Department of Biomedical Informatics, University of Pittsburgh School of Medicine, Pittsburgh, PA 15261, USA.
BMC Bioinformatics. 2011 May 27;12:213. doi: 10.1186/1471-2105-12-213.
Studies integrating transcriptomic data with proteomic data can illuminate the proteome more clearly than either separately. Integromic studies can deepen understanding of the dynamic complex regulatory relationship between the transcriptome and the proteome. Integrating these data dictates a reliable mapping between the identifier nomenclature resultant from the two high-throughput platforms. However, this kind of analysis is well known to be hampered by lack of standardization of identifier nomenclature among proteins, genes, and microarray probe sets. Therefore data integration may also play a role in critiquing the fallible gene identifications that both platforms emit.
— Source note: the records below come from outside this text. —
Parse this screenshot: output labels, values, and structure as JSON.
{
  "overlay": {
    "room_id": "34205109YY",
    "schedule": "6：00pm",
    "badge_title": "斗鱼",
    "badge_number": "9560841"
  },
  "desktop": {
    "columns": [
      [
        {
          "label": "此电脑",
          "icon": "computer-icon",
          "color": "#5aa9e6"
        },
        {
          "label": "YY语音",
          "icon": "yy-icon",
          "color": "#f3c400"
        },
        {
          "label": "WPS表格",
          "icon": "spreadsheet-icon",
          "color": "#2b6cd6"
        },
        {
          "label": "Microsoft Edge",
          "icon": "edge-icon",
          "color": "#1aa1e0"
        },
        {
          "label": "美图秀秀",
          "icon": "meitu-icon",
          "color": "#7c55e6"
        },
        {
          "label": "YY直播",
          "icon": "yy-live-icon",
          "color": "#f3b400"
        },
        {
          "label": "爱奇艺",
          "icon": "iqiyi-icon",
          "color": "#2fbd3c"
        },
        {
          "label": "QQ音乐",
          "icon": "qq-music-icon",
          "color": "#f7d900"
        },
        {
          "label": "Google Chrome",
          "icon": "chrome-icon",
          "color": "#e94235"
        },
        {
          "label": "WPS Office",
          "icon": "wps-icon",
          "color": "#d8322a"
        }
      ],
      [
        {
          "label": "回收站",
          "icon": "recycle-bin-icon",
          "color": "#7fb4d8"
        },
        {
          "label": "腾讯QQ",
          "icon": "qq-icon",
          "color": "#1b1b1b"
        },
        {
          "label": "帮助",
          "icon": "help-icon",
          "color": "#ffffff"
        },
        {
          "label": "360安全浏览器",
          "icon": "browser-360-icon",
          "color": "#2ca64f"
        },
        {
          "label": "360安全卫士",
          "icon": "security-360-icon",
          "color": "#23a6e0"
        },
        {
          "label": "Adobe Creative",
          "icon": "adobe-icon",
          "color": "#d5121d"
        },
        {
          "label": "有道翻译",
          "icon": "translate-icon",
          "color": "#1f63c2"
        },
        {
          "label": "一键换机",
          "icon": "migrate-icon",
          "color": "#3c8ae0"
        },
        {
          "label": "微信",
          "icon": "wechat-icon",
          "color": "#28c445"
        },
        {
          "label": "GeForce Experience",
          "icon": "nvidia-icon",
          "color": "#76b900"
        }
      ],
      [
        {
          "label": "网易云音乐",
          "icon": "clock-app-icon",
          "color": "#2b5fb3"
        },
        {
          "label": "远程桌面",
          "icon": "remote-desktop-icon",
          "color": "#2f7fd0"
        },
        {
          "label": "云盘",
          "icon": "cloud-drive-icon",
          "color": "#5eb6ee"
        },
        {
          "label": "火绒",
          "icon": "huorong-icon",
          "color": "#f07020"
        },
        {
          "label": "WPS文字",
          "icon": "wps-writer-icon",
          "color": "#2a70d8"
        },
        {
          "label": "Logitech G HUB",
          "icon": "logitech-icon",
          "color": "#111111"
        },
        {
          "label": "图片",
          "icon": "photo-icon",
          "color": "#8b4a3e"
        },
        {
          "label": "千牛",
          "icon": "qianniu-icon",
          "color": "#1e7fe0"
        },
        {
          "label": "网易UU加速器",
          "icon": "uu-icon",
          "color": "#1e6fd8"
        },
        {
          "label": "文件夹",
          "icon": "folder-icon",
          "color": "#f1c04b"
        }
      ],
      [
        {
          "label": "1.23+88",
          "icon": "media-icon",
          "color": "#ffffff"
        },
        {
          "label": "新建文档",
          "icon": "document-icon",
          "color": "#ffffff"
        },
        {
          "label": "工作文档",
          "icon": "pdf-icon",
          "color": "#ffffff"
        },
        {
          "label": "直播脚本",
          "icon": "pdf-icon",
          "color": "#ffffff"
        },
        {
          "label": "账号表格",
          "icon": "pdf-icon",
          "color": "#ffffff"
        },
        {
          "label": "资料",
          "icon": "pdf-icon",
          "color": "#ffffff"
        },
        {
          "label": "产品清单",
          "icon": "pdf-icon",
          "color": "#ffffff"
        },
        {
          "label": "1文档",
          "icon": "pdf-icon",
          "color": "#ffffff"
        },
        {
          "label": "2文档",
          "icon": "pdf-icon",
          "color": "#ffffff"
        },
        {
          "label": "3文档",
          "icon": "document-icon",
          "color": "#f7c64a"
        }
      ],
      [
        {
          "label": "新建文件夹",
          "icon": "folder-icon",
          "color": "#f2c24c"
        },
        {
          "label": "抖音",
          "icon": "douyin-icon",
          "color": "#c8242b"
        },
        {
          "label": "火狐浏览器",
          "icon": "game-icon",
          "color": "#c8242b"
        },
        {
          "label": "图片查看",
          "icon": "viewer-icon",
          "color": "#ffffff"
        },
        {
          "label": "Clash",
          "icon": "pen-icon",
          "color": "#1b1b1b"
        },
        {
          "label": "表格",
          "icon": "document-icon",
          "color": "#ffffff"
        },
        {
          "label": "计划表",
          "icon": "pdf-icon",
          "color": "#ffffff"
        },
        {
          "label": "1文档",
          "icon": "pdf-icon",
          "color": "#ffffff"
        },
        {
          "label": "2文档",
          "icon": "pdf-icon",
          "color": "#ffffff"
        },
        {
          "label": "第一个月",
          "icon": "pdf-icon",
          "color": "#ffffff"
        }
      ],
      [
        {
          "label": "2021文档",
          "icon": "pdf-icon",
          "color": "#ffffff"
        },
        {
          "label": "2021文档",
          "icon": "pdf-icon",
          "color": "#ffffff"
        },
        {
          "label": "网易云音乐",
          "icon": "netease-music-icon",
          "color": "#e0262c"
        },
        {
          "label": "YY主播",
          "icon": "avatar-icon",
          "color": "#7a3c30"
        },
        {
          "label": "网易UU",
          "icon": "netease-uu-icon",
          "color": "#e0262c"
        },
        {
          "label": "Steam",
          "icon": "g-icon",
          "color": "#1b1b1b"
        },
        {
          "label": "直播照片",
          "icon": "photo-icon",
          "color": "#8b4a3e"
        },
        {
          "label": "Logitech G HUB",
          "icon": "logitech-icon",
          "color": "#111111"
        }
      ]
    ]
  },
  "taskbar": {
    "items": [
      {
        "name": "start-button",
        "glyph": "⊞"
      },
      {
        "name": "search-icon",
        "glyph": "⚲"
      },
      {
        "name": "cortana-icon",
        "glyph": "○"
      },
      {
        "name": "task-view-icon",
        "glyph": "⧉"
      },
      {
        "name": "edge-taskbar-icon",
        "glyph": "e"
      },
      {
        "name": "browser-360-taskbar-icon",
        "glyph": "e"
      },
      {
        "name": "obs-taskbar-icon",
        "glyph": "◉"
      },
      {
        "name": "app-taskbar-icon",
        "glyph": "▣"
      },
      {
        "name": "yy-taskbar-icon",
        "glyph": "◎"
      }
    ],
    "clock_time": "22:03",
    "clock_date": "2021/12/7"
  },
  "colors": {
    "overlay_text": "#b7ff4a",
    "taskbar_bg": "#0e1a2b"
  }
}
We compared three freely available internet-based identifier mapping resources for mapping UniProt accessions (ACCs) to Affymetrix probesets identifications (IDs): DAVID, EnVision, and NetAffx. Liquid chromatography-tandem mass spectrometry analyses of 91 endometrial cancer and 7 noncancer samples generated 11,879 distinct ACCs. For each ACC, we compared the retrieval sets of probeset IDs from each mapping resource. We confirmed a high level of discrepancy among the mapping resources. On the same samples, mRNA expression was available. Therefore, to evaluate the quality of each ACC-to-probeset match, we calculated proteome-transcriptome correlations, and compared the resources presuming that better mapping of identifiers should generate a higher proportion of mapped pairs with strong inter-platform correlations. A mixture model for the correlations fitted well and supported regression analysis, providing a window into the performance of the mapping resources. The resources have added and dropped matches over two years, but their overall performance has not changed.
The methods presented here serve to achieve concrete context-specific insight, to support well-informed decisions in choosing an ID mapping strategy for "omic" data merging.
将转录组数据与蛋白质组数据整合的研究比单独分析两者能更清楚地阐明蛋白质组。整合组学研究可以加深对转录组和蛋白质组之间动态复杂调控关系的理解。整合这些数据需要在两种高通量平台产生的标识符命名法之间建立可靠的映射。然而,这种分析由于蛋白质、基因和微阵列探针集标识符命名法缺乏标准化而受到阻碍。因此,数据整合也可能在批评两个平台产生的不可靠基因识别方面发挥作用。
我们比较了三种免费的基于互联网的标识符映射资源,用于将 UniProt 访问号(ACCs)映射到 Affymetrix 探针集标识符(IDs):DAVID、EnVision 和 NetAffx。对 91 个子宫内膜癌和 7 个非癌样本进行液相色谱-串联质谱分析,生成了 11879 个独特的 ACCs。对于每个 ACC,我们比较了每个映射资源的探针集 ID 的检索集。我们确认了映射资源之间存在高度差异。在相同的样本上,我们可以获得 mRNA 表达信息。因此,为了评估每个 ACC 与探针集匹配的质量,我们计算了蛋白质组与转录组的相关性,并根据资源假设标识符的更好映射应该生成具有较强平台间相关性的映射对的更高比例来比较资源。相关性的混合模型拟合良好,并支持回归分析,为映射资源的性能提供了一个窗口。这些资源在两年内增加和删除了匹配项,但整体性能没有改变。
这里提出的方法提供了具体的上下文特定的见解,支持在选择“组学”数据合并的标识符映射策略时做出明智的决策。